Best Way to Build a Searchable Document Index?

← Back to Stories (view on slashdot.org)

Best Way to Build a Searchable Document Index?

Posted by ScuttleMonkey on Monday October 1, 2007 @09:36AM from the build-a-better-boss-trap dept.

Blinocac writes "I am organizing the IT documentation for the agency I work for, and we would like to make a searchable document index that would render results based on meta tags placed in the documents, which include everything from Word files, HTML, Excel, Access, and PDF's." What methods or tools have others seen that work? Anything to avoid?

9 of 216 comments (clear)

Min score:

Reason:

Sort:

Check out Alfresco! by thule · 2007-10-01 10:01 · Score: 2, Interesting

I posted this before on slashdot. I discovered a while ago a cool system called Alfresco. There is a free (as is liberty) and commercial versions. It acts like a SMB (like SAMBA), ftp, and WebDAV server so you don't have to use the web interface to get files into the system. Users can map it as a network drive. The web interface allows users to set metatags, retrieve previous versions of the file, and most importantly, search the documents in the system.

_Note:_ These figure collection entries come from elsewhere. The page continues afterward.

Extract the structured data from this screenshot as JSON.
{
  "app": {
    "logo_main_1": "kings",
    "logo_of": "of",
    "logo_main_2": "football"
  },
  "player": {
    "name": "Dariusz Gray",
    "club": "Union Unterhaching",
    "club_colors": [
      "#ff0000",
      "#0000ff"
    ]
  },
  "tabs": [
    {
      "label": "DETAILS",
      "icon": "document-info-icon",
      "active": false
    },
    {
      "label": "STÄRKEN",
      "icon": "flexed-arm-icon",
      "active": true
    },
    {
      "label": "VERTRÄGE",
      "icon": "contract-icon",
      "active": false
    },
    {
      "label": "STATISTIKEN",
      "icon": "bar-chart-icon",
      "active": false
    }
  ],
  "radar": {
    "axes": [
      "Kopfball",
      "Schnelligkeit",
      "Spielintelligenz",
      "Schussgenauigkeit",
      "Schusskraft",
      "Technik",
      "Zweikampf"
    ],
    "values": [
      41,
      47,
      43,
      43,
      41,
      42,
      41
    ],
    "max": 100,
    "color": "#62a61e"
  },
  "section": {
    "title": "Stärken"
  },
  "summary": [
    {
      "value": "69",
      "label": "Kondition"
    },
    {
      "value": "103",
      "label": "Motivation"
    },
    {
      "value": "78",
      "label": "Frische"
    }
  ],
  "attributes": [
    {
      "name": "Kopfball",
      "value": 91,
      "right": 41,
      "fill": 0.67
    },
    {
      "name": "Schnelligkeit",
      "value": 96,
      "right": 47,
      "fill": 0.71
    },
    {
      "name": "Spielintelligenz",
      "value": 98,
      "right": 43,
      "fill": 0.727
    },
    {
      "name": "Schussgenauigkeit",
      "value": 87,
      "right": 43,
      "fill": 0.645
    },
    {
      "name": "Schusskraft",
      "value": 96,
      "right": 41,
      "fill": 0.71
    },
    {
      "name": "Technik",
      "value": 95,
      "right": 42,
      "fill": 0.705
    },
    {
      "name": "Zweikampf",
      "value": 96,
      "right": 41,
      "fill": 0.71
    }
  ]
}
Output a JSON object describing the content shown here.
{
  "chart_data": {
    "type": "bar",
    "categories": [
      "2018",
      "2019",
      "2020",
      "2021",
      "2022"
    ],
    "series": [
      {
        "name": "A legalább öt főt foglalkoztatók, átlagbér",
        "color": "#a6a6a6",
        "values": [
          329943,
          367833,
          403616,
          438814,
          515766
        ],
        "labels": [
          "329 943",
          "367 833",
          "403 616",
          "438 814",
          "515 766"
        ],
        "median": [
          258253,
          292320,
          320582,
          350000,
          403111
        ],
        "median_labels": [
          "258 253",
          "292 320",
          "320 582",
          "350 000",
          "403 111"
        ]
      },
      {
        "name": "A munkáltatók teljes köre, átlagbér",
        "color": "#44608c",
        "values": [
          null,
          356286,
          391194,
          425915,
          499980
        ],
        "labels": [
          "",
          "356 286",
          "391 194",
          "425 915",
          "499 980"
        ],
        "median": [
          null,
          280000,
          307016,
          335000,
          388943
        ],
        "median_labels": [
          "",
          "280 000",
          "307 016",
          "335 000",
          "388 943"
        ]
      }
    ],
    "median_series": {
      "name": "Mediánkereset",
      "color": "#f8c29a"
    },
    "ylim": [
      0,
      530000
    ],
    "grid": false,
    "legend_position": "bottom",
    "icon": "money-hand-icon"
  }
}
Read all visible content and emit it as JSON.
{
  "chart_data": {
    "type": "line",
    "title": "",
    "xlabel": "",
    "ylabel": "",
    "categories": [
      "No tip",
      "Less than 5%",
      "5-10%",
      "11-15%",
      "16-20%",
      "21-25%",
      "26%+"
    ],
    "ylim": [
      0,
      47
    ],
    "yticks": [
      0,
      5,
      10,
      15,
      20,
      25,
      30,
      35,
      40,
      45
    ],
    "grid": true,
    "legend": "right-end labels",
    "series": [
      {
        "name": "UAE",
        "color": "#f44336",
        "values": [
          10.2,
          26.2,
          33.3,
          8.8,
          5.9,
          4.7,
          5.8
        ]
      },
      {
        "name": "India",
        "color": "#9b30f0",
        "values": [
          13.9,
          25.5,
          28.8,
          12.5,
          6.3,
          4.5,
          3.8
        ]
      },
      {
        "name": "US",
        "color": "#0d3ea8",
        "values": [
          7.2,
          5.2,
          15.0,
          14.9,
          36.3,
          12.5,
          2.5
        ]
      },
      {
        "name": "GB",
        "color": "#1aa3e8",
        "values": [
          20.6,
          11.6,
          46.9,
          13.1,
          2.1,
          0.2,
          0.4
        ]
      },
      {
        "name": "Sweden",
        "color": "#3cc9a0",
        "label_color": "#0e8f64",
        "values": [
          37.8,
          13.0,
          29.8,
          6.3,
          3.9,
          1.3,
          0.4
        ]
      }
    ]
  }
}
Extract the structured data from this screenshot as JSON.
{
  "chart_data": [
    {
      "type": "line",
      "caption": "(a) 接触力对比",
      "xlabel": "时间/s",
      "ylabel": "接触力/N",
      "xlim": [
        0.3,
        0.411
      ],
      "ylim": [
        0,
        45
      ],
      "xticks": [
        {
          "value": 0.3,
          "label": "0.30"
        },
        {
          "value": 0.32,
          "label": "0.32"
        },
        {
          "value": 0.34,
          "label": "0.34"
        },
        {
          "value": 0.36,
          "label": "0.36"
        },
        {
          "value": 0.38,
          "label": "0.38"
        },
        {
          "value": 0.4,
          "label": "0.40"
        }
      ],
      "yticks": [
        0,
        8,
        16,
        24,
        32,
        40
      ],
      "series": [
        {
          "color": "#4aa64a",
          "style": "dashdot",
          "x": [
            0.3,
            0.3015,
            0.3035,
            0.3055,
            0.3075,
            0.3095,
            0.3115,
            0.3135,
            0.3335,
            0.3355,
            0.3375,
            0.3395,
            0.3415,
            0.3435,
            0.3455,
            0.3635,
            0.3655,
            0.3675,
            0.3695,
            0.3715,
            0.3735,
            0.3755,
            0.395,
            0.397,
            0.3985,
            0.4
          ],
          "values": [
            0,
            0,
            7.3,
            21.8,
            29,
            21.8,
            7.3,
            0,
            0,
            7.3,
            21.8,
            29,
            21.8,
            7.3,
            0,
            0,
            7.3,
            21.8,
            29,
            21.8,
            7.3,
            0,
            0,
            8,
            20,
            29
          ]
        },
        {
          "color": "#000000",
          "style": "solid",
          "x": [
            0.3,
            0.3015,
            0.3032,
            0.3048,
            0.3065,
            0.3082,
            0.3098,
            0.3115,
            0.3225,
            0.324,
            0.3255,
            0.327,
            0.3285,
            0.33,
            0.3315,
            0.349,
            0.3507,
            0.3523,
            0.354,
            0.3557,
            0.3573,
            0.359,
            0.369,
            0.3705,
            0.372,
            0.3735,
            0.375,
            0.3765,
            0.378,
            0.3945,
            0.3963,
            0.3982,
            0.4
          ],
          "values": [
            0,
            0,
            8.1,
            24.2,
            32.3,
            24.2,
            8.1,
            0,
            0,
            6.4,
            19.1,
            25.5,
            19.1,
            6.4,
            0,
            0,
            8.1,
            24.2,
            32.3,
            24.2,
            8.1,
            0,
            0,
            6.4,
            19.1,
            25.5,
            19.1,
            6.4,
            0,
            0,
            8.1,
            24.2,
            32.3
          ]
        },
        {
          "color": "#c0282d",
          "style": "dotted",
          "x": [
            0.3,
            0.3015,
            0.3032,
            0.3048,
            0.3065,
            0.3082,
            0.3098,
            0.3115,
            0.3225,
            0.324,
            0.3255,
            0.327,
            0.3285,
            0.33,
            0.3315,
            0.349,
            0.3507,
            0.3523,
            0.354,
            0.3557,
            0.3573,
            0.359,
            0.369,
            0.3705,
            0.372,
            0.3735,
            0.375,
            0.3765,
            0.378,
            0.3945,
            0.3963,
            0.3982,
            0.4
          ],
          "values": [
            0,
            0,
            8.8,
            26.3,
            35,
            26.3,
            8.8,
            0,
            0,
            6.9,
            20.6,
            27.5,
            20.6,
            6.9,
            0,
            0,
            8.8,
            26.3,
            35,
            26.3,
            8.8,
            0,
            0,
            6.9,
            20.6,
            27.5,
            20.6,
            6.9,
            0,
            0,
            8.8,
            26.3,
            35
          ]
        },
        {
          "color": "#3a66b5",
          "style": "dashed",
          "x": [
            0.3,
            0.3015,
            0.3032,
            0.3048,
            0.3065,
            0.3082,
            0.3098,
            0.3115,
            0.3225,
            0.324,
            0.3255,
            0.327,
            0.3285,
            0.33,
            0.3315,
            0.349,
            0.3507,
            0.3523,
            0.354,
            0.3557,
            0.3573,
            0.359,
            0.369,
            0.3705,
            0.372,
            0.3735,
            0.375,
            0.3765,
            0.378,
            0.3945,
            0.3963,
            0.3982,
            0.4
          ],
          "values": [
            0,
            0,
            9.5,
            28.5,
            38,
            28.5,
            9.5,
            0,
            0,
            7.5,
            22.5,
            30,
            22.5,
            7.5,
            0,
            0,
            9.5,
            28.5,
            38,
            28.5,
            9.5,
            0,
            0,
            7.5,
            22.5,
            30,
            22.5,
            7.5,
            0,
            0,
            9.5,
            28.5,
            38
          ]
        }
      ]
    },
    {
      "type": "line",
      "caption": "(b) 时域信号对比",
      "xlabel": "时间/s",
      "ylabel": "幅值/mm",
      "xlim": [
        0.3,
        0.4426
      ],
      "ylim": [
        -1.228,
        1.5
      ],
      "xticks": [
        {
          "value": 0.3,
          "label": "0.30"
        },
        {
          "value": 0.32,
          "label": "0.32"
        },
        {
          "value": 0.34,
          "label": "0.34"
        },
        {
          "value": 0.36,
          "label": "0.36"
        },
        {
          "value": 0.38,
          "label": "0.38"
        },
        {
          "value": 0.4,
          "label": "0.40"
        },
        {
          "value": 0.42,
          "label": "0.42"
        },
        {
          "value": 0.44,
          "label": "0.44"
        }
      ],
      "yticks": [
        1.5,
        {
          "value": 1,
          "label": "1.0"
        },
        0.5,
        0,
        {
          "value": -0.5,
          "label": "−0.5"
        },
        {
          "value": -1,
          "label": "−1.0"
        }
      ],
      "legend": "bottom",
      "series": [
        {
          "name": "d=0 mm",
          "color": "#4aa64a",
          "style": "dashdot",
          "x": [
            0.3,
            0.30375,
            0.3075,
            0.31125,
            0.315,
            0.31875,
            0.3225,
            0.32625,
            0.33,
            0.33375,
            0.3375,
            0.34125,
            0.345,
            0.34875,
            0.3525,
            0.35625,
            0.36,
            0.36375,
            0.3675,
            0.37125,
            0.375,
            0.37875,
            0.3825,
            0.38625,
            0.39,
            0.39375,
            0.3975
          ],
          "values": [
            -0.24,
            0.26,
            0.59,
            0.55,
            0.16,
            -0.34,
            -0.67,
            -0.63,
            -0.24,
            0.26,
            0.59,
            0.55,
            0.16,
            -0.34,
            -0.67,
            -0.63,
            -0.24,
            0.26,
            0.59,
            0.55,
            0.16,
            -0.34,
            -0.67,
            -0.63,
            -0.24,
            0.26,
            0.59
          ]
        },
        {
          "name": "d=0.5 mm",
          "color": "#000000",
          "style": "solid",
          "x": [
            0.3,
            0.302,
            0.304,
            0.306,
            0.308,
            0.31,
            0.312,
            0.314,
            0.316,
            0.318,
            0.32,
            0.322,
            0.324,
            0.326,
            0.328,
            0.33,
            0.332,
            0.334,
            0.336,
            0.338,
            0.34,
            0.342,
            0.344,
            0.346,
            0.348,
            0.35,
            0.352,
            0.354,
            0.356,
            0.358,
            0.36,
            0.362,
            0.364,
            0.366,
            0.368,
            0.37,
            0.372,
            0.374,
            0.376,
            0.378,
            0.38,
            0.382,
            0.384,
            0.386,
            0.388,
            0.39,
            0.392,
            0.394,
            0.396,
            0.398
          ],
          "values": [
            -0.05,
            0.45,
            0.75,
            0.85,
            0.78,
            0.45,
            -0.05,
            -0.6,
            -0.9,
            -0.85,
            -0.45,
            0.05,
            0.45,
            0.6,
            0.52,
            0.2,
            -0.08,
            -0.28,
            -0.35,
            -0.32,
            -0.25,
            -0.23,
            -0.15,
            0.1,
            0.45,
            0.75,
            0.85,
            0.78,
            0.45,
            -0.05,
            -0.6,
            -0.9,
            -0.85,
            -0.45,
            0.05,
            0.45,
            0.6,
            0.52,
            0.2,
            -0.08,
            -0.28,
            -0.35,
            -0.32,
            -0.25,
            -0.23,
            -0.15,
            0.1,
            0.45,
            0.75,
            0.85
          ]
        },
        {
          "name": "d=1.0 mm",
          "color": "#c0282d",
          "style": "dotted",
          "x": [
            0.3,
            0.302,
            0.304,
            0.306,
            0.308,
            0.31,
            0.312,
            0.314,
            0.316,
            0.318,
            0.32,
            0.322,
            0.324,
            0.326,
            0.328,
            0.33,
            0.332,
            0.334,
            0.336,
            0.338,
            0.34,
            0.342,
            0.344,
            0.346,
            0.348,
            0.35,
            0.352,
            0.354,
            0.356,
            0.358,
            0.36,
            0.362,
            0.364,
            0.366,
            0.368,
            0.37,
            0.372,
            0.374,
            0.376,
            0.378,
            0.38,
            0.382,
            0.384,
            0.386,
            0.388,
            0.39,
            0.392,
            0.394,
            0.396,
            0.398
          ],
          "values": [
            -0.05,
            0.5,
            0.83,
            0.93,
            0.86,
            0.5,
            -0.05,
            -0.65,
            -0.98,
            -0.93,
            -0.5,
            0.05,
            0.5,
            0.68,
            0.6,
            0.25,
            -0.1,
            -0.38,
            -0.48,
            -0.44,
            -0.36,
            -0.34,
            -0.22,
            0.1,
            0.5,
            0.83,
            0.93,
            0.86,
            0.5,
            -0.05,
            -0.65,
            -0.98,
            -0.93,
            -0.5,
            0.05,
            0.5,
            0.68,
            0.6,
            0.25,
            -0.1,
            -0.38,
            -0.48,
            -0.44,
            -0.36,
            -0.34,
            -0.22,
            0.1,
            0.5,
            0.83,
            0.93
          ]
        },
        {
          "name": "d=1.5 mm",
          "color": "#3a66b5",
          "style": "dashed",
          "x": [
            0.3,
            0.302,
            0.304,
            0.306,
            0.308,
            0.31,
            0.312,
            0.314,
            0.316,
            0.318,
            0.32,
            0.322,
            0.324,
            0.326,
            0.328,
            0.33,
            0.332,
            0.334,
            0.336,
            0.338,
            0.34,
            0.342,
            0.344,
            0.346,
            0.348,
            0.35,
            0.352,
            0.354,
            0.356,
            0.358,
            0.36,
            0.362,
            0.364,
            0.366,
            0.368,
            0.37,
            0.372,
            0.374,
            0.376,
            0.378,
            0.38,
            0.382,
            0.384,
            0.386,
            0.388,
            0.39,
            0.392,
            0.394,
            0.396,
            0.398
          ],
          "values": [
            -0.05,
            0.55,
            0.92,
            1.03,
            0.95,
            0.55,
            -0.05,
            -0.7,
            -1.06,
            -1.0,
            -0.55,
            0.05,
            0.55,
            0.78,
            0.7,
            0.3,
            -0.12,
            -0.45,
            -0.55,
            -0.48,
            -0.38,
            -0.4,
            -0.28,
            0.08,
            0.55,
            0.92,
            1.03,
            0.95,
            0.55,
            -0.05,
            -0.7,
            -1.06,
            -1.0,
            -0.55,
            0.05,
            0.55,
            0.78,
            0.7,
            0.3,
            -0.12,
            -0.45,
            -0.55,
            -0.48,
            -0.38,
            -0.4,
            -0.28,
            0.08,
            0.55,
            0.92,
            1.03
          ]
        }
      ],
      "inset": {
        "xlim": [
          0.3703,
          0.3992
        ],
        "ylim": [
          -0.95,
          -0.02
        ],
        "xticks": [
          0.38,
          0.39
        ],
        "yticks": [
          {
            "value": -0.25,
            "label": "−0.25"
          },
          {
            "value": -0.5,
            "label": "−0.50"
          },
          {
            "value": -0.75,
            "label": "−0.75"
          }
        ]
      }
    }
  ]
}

Alfresco also has plugins for Microsoft Office so you can manage the repository from Word, etc. They are also working on OpenOffice integration.

Don't use SAMBA for .doc and .pdf's, use Alfresco.

I am not affiliated with Alfresco, just a happy user.
1. Re:Check out Alfresco! by G1369311007 · 2007-10-01 10:47 · Score: 1, Interesting
  
  Along the same lines of Alfresco is Plone. www.plone.org I'm currently the sole admin of a Plone site serving ~50 users on an intranet. We use it for document management etc. Just another option. The CIA's website is made in Plone so it can't be that bad right?! www.cia.gov
  
  --
  "Don't blink. Don't even blink. Blink and you're dead."
Re:Google Desktop or Applicance by Anonymous Coward · 2007-10-01 10:11 · Score: 1, Interesting

and copernic desktop search outperforms GDS by a long way...
Re:Google by TooMuchToDo · 2007-10-01 10:20 · Score: 2, Interesting

Seconded. I've done implementations (hosted an in-house) of both Google Minis as well as the full blown Enterprise appliances. They are amazing creatures. I would recommend the Mini to almost anyone, while the Enterprise costs a pretty penny.
Re:use a Wiki instead by LadyLucky · 2007-10-01 12:12 · Score: 2, Interesting

We've been using Confluence, from Atlassian for our wiki, and it's pretty fully featured for a wiki.

--
dominionrd.blogspot.com - Restaurants on
Re:Google Desktop or Applicance by anthonys_junk · 2007-10-01 15:25 · Score: 2, Interesting

Meta-data is one of those things that seems like a really good idea, but like all plans, doesn't tend to survive contact with the enemy, which in this case is the user.
Like software development, the quality of the outcome is implementation dependent.

We run six thesauri, plus a number of different controlled lists for our users to input metadata. We don't publish any documents that don't have meta attached, and we perform random quality audits. Our users have been trained in fundamentals of classification and also in the payoff for getting it right.

We use metadata to structure our navigation for some sites, we depend on it for search for our internal documents. Our metadata implementation works incredibly well for us; clearly and consistently outperforming plain text indexing.

--
Barbara Felden claims prior art on the flip phone, sues Motorola, Nokia.
Re:Gee I don't know.. by ditto999999999999999 · 2007-10-01 15:33 · Score: 3, Interesting

It's true. I finish a double major in University, worked in a relevent field the whole time, have excellent references, and now I can't find work... Hire me and I will do this for you.
Re:Lucene by bwt · 2007-10-01 17:03 · Score: 2, Interesting

Dealing with large data sets isn't really technologically challenging. You can grow to an arbitrarily large data set size simply by partitioning: it works for google. It may be expensive to stand up a bunch of servers, but I don't think it's really that hard.

What is more complicated is to deal with large numbers of concurrent requests. Then you need clustering. There are big sites that do both partitioning and clustering simultaneously with Lucene. I seem to recall reading that Technorati uses Lucene on a cluster of 40 servers. With 8TB of data you are going to have a big one time computational problem to build the index. Lucene can recombine indexes, so you could distribute index creation to a lot of servers.
How about Oracle text by iq1 · 2007-10-01 22:34 · Score: 2, Interesting

i know this will give me flames, but:
you might try Oracle Text (also part of Oracle XE).

Supports 140 document formats, has a lot of options and works via SQL.
Can build indexes for documents stored in DB or in the file system.
You can even join the serach terms from the document with the database records where metadata might be stored by your application.
I found that very helpful in similar projects. And it's free.